Unless you are a dyed in the wool Freudian (in which case I doubt you’d be reading my blog), you have got to find a way to get out from behind the “couch”.
Now I’m not picking on the psychoanalytic approach (in fact a dynamic approach is very much a part of my own therapeutic underpinnings). What I am picking on is the belief that you can continue to flourish in your private practice over time without having an online presence.
I can hear many of you cringe from here! Maybe you are not comfortable with people seeing your face or hearing your voice before they talk with you at intake. Perhaps you are nervous about what people might find out about you if they can find you online.
NEWS ALERT: I’ll bet the majority of your clients googled you before they ever contacted you. Many of them looked for you on Facebook.
And don’t shake your head because you work with “older” folks — Facebook has over 800 million active users, and about 19% of the U.S. Facebook users are 45+. This is good to know in case you are considering having a Facebook business page (and it is critical to know when you are fixing your privacy settings on your personal Facebook account if you have one)
Clients will find you online. You may be shy, but do yourself a HUGE favor and google yourself. At the very least, you need to know what your clients and referral sources are seeing when they submit your name on a search engine.

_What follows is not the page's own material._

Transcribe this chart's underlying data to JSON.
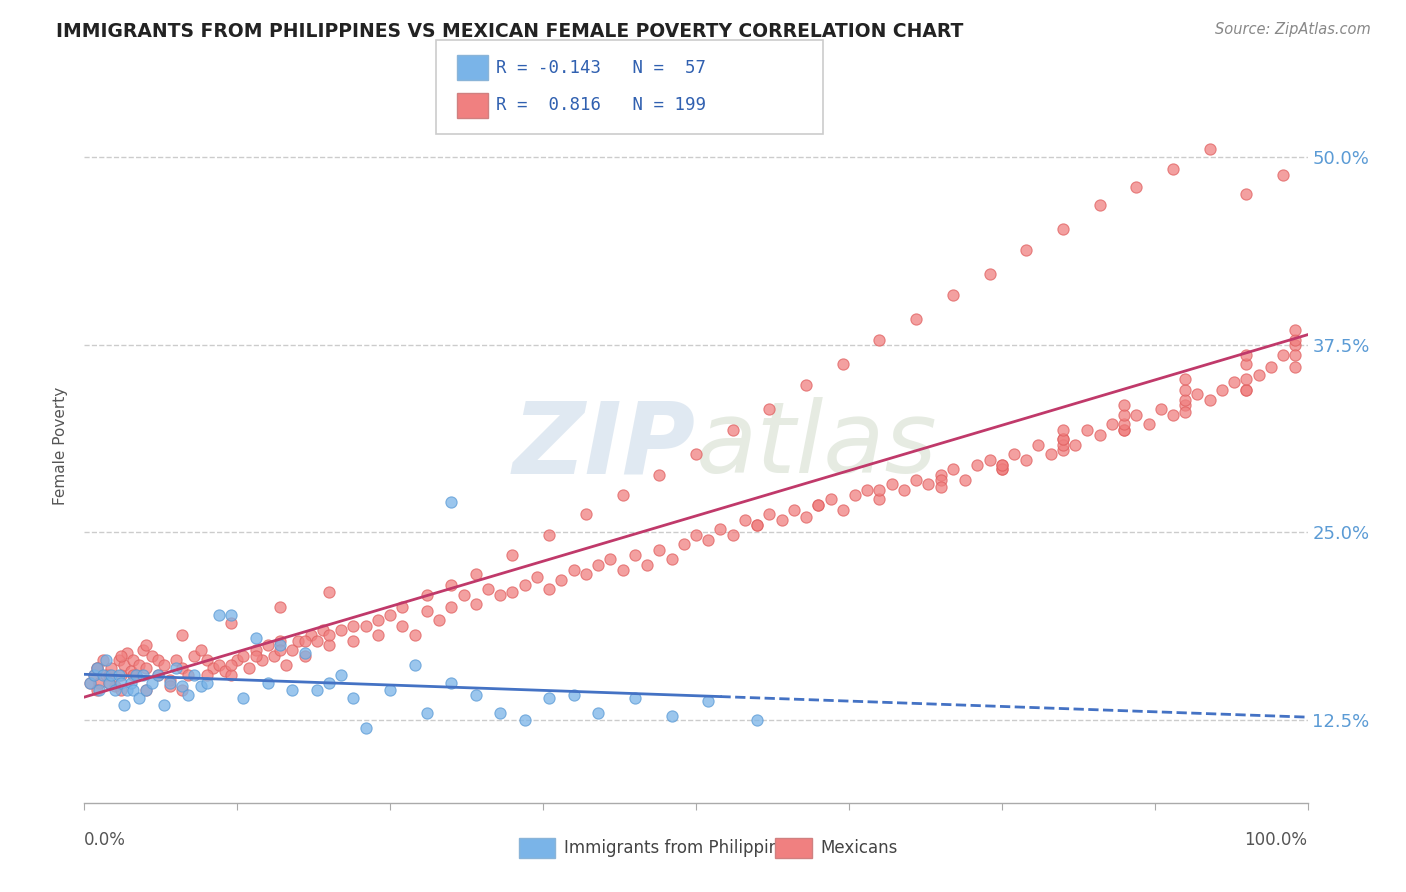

You might find that you have some corrections to make (old contact information on sites, inaccurate information that you can update or change). You may have some work to do to get your name up higher in the search rankings so that people can find you at all!

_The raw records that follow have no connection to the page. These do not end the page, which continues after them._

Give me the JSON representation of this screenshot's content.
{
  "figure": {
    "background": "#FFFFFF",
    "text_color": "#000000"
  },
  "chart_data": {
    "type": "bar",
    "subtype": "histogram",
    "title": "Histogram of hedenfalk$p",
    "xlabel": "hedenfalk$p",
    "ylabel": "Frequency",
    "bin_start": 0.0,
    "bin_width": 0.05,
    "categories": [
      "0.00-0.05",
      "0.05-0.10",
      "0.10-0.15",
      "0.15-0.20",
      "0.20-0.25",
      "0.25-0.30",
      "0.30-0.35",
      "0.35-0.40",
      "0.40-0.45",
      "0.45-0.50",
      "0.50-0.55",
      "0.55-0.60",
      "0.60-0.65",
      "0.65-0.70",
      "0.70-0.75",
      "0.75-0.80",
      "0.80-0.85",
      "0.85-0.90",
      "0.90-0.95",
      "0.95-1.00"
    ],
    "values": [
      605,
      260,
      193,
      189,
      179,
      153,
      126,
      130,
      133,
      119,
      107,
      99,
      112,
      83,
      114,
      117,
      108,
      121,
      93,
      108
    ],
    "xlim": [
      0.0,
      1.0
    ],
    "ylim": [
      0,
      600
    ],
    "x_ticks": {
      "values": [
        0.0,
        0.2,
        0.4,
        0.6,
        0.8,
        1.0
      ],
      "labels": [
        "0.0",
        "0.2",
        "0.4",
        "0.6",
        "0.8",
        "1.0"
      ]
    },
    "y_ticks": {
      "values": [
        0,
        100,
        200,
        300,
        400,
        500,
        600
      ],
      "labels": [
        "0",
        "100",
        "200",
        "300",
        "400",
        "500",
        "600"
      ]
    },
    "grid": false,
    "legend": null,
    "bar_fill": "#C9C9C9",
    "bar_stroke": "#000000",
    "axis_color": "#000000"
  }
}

The fact is, most people either throw away or recycle their local phone books without ever opening them. Who needs a phone book when you can do a quick web search or you can ask SIRI to find someone and place the call on your iPhone?

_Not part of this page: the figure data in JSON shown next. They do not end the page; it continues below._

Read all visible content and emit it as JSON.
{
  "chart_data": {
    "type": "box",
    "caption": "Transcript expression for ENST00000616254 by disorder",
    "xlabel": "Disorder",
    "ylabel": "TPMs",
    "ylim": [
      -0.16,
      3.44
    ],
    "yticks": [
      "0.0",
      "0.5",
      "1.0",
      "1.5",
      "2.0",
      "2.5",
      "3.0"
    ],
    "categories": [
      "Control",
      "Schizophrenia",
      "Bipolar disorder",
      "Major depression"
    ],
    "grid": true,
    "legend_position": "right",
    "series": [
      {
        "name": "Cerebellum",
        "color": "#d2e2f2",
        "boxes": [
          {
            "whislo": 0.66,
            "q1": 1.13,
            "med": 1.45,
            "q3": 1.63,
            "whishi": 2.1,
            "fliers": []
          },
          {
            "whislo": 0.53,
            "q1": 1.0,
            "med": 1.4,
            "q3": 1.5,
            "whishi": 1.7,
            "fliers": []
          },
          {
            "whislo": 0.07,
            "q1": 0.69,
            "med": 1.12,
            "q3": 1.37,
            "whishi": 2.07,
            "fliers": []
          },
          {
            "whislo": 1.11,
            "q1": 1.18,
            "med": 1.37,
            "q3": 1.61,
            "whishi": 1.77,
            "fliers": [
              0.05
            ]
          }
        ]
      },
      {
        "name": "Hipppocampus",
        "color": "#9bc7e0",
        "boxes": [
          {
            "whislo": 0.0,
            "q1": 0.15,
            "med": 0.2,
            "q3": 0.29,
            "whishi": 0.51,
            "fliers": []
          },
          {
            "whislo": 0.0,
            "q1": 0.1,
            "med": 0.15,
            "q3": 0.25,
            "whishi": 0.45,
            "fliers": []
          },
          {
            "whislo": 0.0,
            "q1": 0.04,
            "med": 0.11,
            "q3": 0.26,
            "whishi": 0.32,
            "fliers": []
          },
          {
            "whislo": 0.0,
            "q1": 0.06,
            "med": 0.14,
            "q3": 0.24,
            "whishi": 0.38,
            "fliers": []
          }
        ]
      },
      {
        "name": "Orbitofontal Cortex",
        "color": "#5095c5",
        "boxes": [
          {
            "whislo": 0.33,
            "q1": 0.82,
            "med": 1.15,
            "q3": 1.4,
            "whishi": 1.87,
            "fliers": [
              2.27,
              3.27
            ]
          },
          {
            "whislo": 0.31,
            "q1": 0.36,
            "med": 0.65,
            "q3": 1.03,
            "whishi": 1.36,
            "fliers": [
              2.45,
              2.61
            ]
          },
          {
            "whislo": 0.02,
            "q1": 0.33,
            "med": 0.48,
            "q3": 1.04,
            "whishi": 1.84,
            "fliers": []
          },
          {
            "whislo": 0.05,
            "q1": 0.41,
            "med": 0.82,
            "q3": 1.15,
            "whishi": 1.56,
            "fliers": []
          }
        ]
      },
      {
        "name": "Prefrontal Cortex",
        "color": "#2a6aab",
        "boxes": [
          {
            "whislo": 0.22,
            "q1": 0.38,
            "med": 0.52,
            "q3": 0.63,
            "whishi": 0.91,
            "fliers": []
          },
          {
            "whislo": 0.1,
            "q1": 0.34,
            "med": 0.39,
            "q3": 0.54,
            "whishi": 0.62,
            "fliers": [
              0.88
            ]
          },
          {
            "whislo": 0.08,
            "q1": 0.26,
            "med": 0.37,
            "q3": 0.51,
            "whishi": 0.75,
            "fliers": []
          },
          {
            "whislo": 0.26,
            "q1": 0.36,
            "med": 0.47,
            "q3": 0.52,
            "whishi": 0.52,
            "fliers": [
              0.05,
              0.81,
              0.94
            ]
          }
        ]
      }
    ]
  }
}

I don’t think I’d want to see a physician who doesn’t have a website. I KNOW I would not chase after contact information for long without figuring that person either didn’t want a new client or s/he wasn’t up to speed with modern ways/technology.
The same is true for people looking for therapists. They want to see who you are and read about what you do. They want to see what your practice is all about and the type of work you do before they make the call.
Although I have a strong professional referral base, a good number of my new clients have found me online. And when I ask how they heard about me they often say “I found you online and you seem like the right person for me”. Wow — what did they read that led them to that conclusion? We must take seriously the weight of influence online information has these days. (For God’s sake, my students often try to cite Wikipedia as a legitimate resource for research!)
Given all of that, you’ll have to determine what level of online presence you want and are willing to pursue. At the very least, you need to be listed in at least one national therapist databases (like Psychology Today) so people can find you when they are looking for a therapist. And you really should have a website with at least a home page that tells the reader about you, what you do, and how to reach you. You can increase your “expert” status by posting YouTube videos and writing e-zine articles and commenting on others’ blogs. You can really get to know your target market by joining their discussion groups and learning about what they think/need/want.
Today, people will use the internet to determine your credibility and whether or not they can trust you. Like it or not, it is here to stay.
Remember, you can’t really stand still. If you are not moving forward you are falling behind.